Abstract

We explored the utility of the standardized infection ratio (SIR) for surgical site infection (SSI) reporting in an Australian jurisdiction. Retrospective chart review. Statewide SSI surveillance data from 2013 to 2019. Individuals who had cardiac bypass surgery (CABG), colorectal surgery (COLO), cesarean section (CSEC), hip prosthesis (HPRO), or knee prosthesis (KPRO) procedures. The SIR was calculated by dividing the number of observed infections by the number of predicted infections as determined using the National Healthcare Safety Network procedure-specific risk models. In line with a minimum precision criterion, an SIR was not calculated if the number of predicted infections was <1. A SIR >0 (≥1 observed SSI, predicted number of SSI ≥1, no missing covariates) could be calculated for a median of 89.3% of reporting quarters for CABG, 75.0% for COLO, 69.0% for CSEC, 0% for HPRO, and 7.1% for KPRO. In total, 80.6% of the reporting quarters, when the SIR was not calculated, were due to no observed infections or predicted infections <1, and 19.4% were due to missing covariates alone.
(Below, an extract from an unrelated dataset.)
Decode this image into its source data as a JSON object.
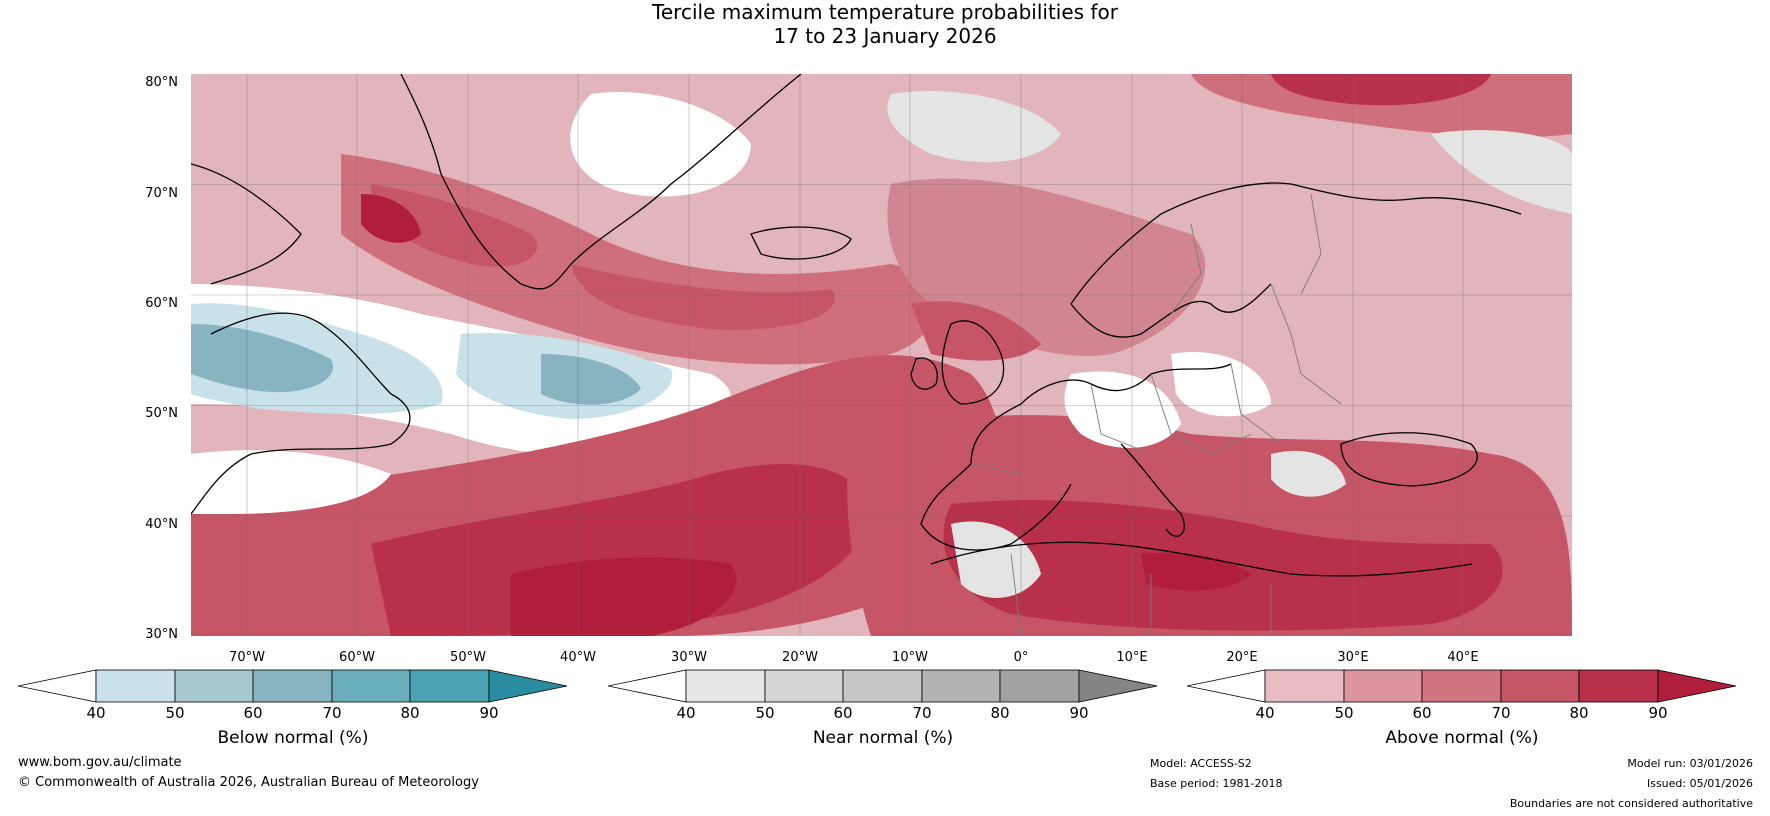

Within hospitals, the median percentage of quarters during which zero infections were observed was 8.9% for CABG, 20.0% for COLO, 25.4% for CSEC, 67.3% for HPRO, and 71.4% for KPRO. Calculating an SIR for SSIs is challenging for hospitals in our regional network, primarily because of low event numbers and many facilities with predicted infections <1. Our SSI reporting will continue to use risk-indexed rates, in tandem with SIR values when predicted number of SSI ≥1.